Na última coluna, abordei o tema da Copa do Mundo como um catalizador de atenções – e paixões! – no Brasil, uma possibilidade concreta de adequação de percepção acerca de símbolos como a bandeira nacional e a camisa amarela da Seleção. Para além das questões que tangem o Brasil, a competição é uma oportunidade rara de união dos povos, mobilizando tantas nações de um mundo complexo e heterogêneo. Porém, desde que o Campeonato começou, temos visto muito mais do que isso. Estamos testemunhando protestos genuínos dos mais diferentes países sobre temas que lhe são caros.
O Irã, que há semanas vive uma convulsão sobre o papel da mulher na sociedade desde que uma jovem curda foi morta pela polícia da moralidade, viu mulheres iranianas nos estádios, sem burca – uma reividincação antiga de boa parte da sociedade. Em campo, os jogadores se recusaram a cantar o hino do país. Um dos jogadores acabou preso, acusado de espalhar propaganda contra a república islâmica e tentar minar a seleção nacional na Copa.

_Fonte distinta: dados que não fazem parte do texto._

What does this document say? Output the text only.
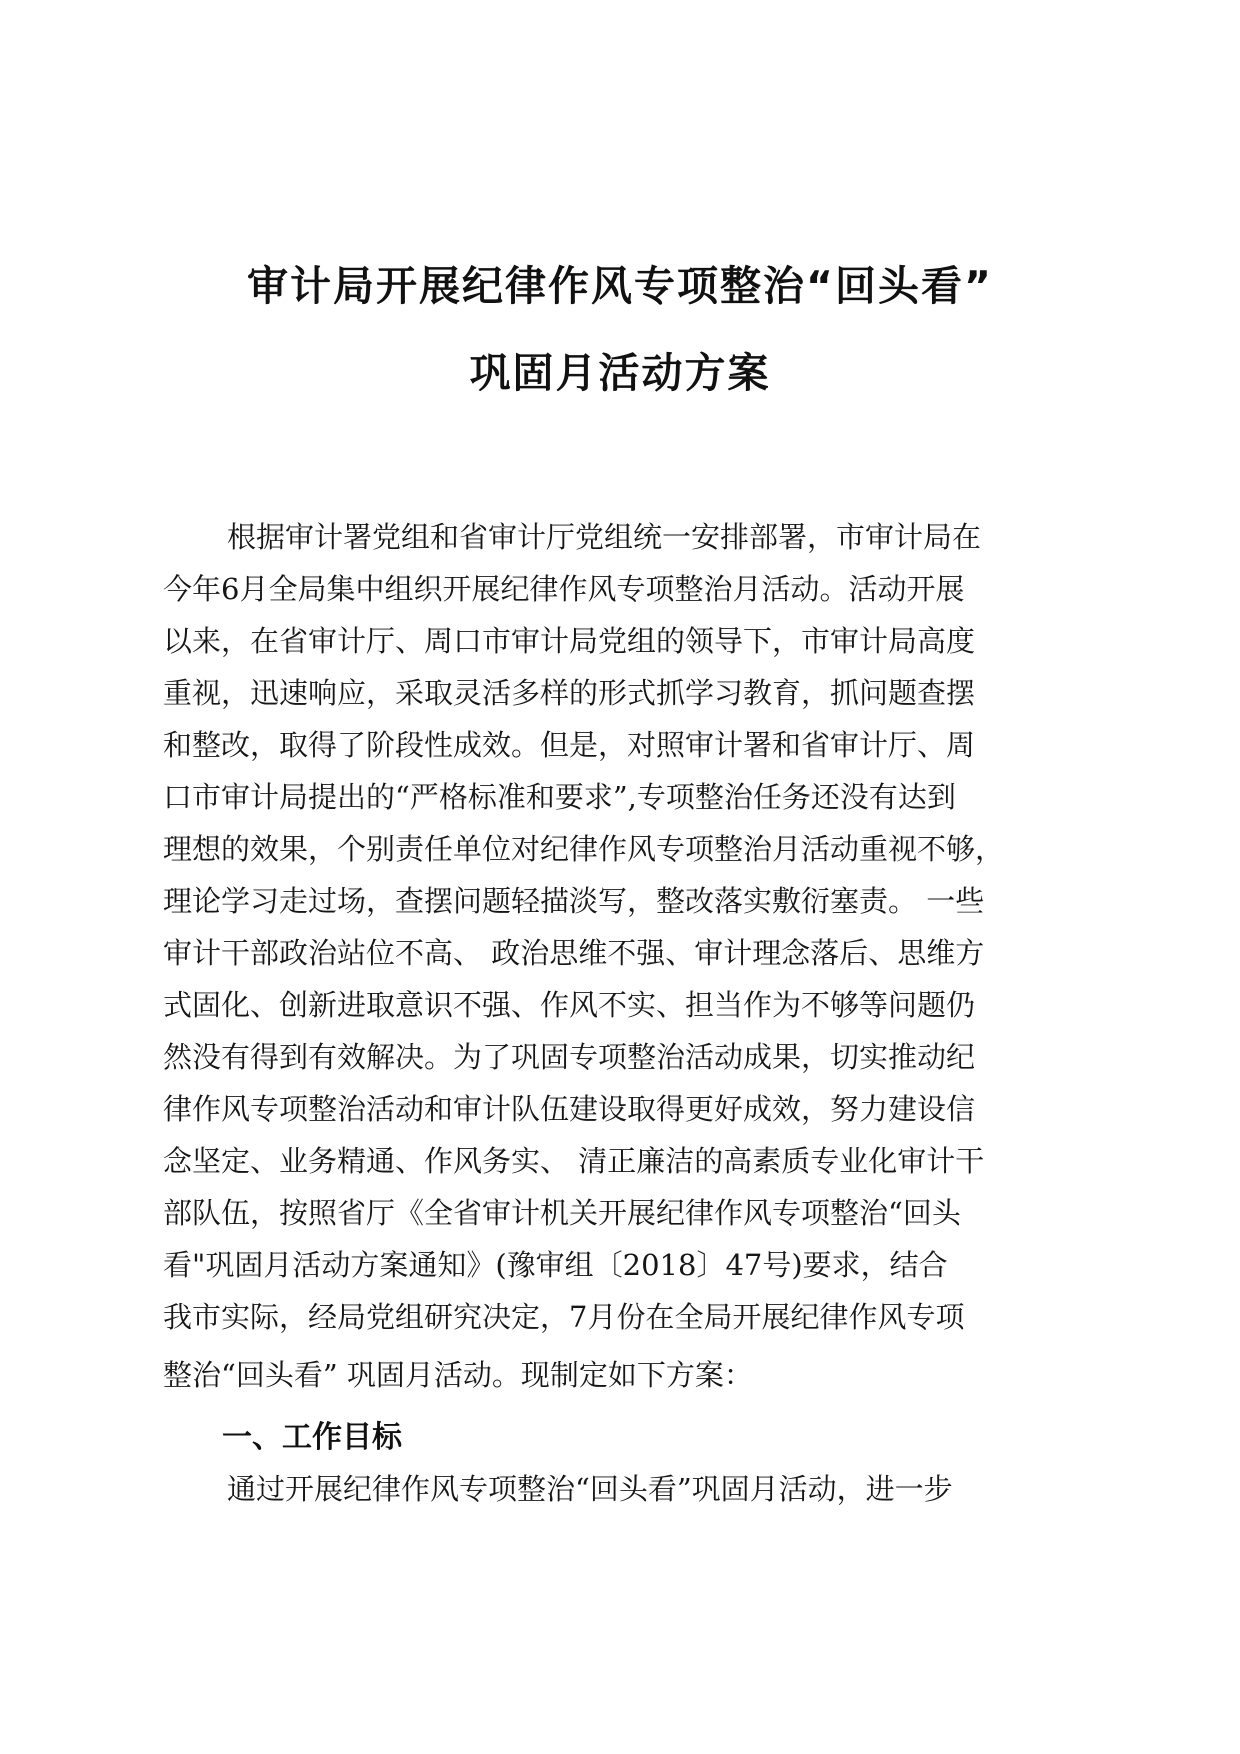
审计局开展纪律作风专项整治“回头看”
巩固月活动方案
根据审计署党组和省审计厅党组统一安排部署，市审计局在
今年6月全局集中组织开展纪律作风专项整治月活动。活动开展
以来，在省审计厅、周口市审计局党组的领导下，市审计局高度
重视，迅速响应，采取灵活多样的形式抓学习教育，抓问题查摆
和整改，取得了阶段性成效。但是，对照审计署和省审计厅、周
口市审计局提出的“严格标准和要求”,专项整治任务还没有达到
理想的效果，个别责任单位对纪律作风专项整治月活动重视不够，
理论学习走过场，查摆问题轻描淡写，整改落实敷衍塞责。 一些
审计干部政治站位不高、 政治思维不强、审计理念落后、思维方
式固化、创新进取意识不强、作风不实、担当作为不够等问题仍
然没有得到有效解决。为了巩固专项整治活动成果，切实推动纪
律作风专项整治活动和审计队伍建设取得更好成效，努力建设信
念坚定、业务精通、作风务实、 清正廉洁的高素质专业化审计干
部队伍，按照省厅《全省审计机关开展纪律作风专项整治“回头
看"巩固月活动方案通知》(豫审组〔2018〕47号)要求，结合
我市实际，经局党组研究决定，7月份在全局开展纪律作风专项
整治“回头看” 巩固月活动。现制定如下方案：
一、工作目标
通过开展纪律作风专项整治“回头看”巩固月活动，进一步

Vivendo em um país que goza de liberdade plena e pouco acostumados a censuras, os jogadores ingleses protestaram contra o racismo na partida contra o Irã se ajoelhando em campo antes da partida. A seleção inglesa também se envolveu em outra discussão com a Federação Internacional de Associações de Futebol (Fifa). É que uma regra imposta pela Fifa afirma que os capitães que utilizarem a braçadeira serão penalizados esportivamente com um cartão amarelo, antes mesmo da partida começar, além de receberem uma multa financeira.
O mal-estar foi criado porque sete seleções europeias, entre elas a inglesa, pretendiam entrar em campo com a braçadeira “One Love”, em apoio à igualdade, incluindo à comunidade LGBTQIA+. Mesmo proibidos, o capitão da equipe, Harry Kane, utilizou uma braçadeira preta com amarelo com os dizeres “Não à discriminação”.
Pela mesma razão, jogadores da Alemanha protestaram levando as mãos à boca. Todos os jogadores alemães participaram do gesto diante de dezenas de fotógrafos em campo antes do pontapé inicial, após a Fifa ter ameaçado sete times europeus com punições caso usassem a braçadeira que simboliza a diversidade e a tolerância.
No Catar, país que recebe a Copa 2022 é crime ser gay, lésbica, bissexual ou transgênero e sexo extraconjugal, incluindo entre pessoas do mesmo sexo, pode ser punido com até sete anos de prisão. A aversão a gays é tamanha que uma bandeira de Pernambuco levada por torcedores brasileiros, foi confiscada à entrada do estádio por ter um desenho de um arco-íris – preente no símbolo pernambucano desde 1817.
Em pleno 2022, os emocionantes protestos contra censuras, em apenas uma semana de Copa, explicitam que a Humanidade não aceita mais certo tipo de regras que ferem os Direitos Humanos, cerceiam a liberdade e impõem um suposto modo único de se viver – e ser feliz. Nos resta desejar que tantas lições transbordem dos gramados e se tornem realidade em todas as nações.
Analice Gigliotti é Mestre em Psiquiatria pela Unifesp; professora da PUC-Rio; chefe do setor de Dependências Químicas e Comportamentais da Santa Casa do Rio de Janeiro e diretora do Espaço Clif de Psiquiatria e Dependência Química.